Le commissaire au lobbyisme du Québec vient de trancher. Il y a bel et bien eu des activités illégales de lobbyisme à Saint-Bruno-de-Montarville, sur la Rive-Sud. Aucune sanction ne sera prise cependant, puisque l'infraction est maintenant prescrite.

Dans une lettre qu'il a fait parvenir lundi au maire de Saint-Bruno, Claude Benjamin, au sénateur Paul Massicotte et à son urbaniste Bruno Bergeron, le commissaire François Casgrain les informe des conclusions de son analyse menée au cours des derniers mois.

«L'analyse des informations obtenues lors des rencontres avec des titulaires de charges publiques de la Ville, le promoteur, Paul J. Massicotte, de Propriétés Sommet Prestige, ainsi qu'un urbaniste représentant le promoteur, a permis de constater que des activités de lobbyisme ont été exercées relativement au projet du Domaine de la Futaie, sans que l'objet de ces activités n'ait été porté au registre des lobbyistes», écrit le commissaire.

Me Casgrain écrit aussi que «les élus et les fonctionnaires de la Ville n'étaient pas complètement au fait des règles entourant les activités de lobbyisme, et par conséquent, n'étaient pas en mesure de bien gérer les communications d'influence qui ont été faites auprès d'eux.»

Mais le maire Benjamin persiste et signe. Il affirme qu'il n'a fait l'objet d'aucun lobby et que les fonctionnaires et lui sont «au fait de ces règles».

M. Benjamin admet néanmoins en entrevue que la Ville ne vérifie toujours pas si un promoteur est inscrit au Registre des lobbyistes avant de faire affaire avec lui. «Quelles garanties aurais-je de plus? Qu'il soit inscrit ou non, le promoteur va nous présenter le même projet.»

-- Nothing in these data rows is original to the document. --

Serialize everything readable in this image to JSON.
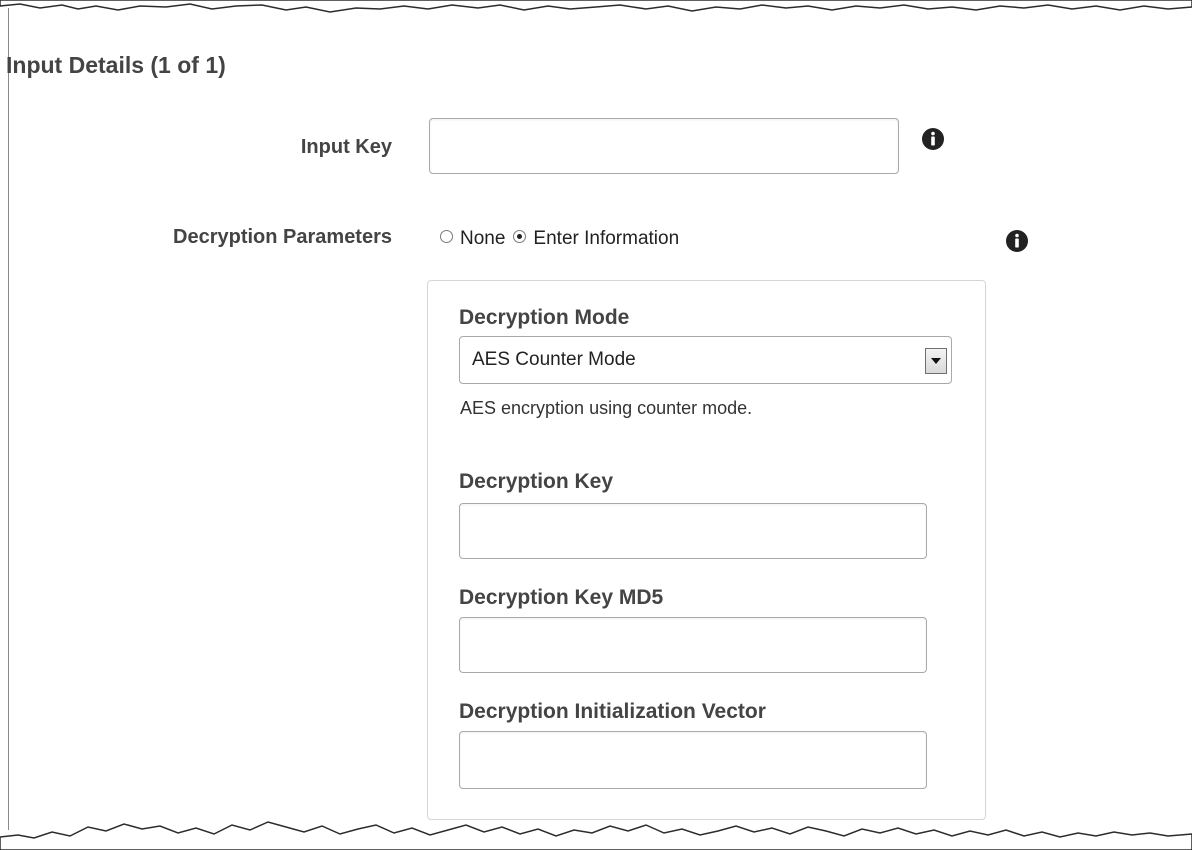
{
  "section": {
    "title": "Input Details (1 of 1)"
  },
  "input_key": {
    "label": "Input Key",
    "value": ""
  },
  "decryption_parameters": {
    "label": "Decryption Parameters",
    "options": [
      {
        "label": "None",
        "selected": false
      },
      {
        "label": "Enter Information",
        "selected": true
      }
    ]
  },
  "decryption_mode": {
    "label": "Decryption Mode",
    "selected_value": "AES Counter Mode",
    "help_text": "AES encryption using counter mode."
  },
  "decryption_key": {
    "label": "Decryption Key",
    "value": ""
  },
  "decryption_key_md5": {
    "label": "Decryption Key MD5",
    "value": ""
  },
  "decryption_iv": {
    "label": "Decryption Initialization Vector",
    "value": ""
  },
  "icons": {
    "info": "info-icon"
  },
  "colors": {
    "label_text": "#444444",
    "border": "#a9a9a9",
    "info_icon": "#222222",
    "panel_border": "#d6d6d6"
  }
}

La politique de gestion contractuelle de la Ville suggère pourtant aux élus et aux fonctionnaires de faire cette vérification auprès du registre du lobbyiste.



Recommandations

Me Casgrain recommande à la Ville de participer à une formation sur le lobbyisme. Il invite aussi MM. Massicotte et Bergeron à s'inscrire «dans les plus brefs délais» au registre des lobbyistes.

Il signale qu'un manquement peut faire l'objet d'une poursuite pénale pouvant résulter en une amende de 500$ à 25 000$. Les deux hommes ne sont toujours pas inscrits au registre. Paul Massicotte n'a pas répondu aux appels de La Presse.

Fait à noter, en décembre 2006, la Ville avait retenu pour son nouveau plan d'urbanisme les services de la même firme à l'emploi de M. Massicotte, une décision critiquée par l'opposition. Le maire Benjamin avait répondu qu'il y avait eu un appel d'offres public et que l'entreprise choisie était le plus bas soumissionnaire.

Controverse autour d'un terrain boisé

Le sénateur Massicotte, qui est aussi promoteur immobilier, a acheté en mars 2006 un terrain adjacent au parc national du Mont-Saint-Bruno, dit le bois des Hirondelles, où il entend construire une trentaine de maisons de luxe. Au cours des dernières années, M. Massicotte a rencontré à deux reprises le maire de Saint-Bruno pour discuter de son projet. Depuis 2006, son urbaniste a eu aussi plusieurs échanges avec des représentants de la Ville.

En février dernier, La Presse révélait que le bureau du Commissaire au lobbyisme entendait poser des questions au maire Benjamin pour s'assurer que les élus et les fonctionnaires comprennent bien les règles établies par la Loi sur la transparence et l'éthique en matière de lobbyisme. Il disait aussi vouloir poser des questions sur le projet immobilier du sénateur Massicotte.

Quelques jours plus tard, par l'entremise de ses avocats, le maire servait une mise en garde au commissaire. Il affirmait ne pas voir en quoi la loi pouvait avoir été enfreinte.

Le maire Benjamin a annoncé en mai dernier qu'il ne serait pas candidat à sa réélection, le 3 novembre. C'est le conseiller Joël Boucher qui a été désigné comme candidat à la mairie de la formation politique du maire, l'Alliance municipale.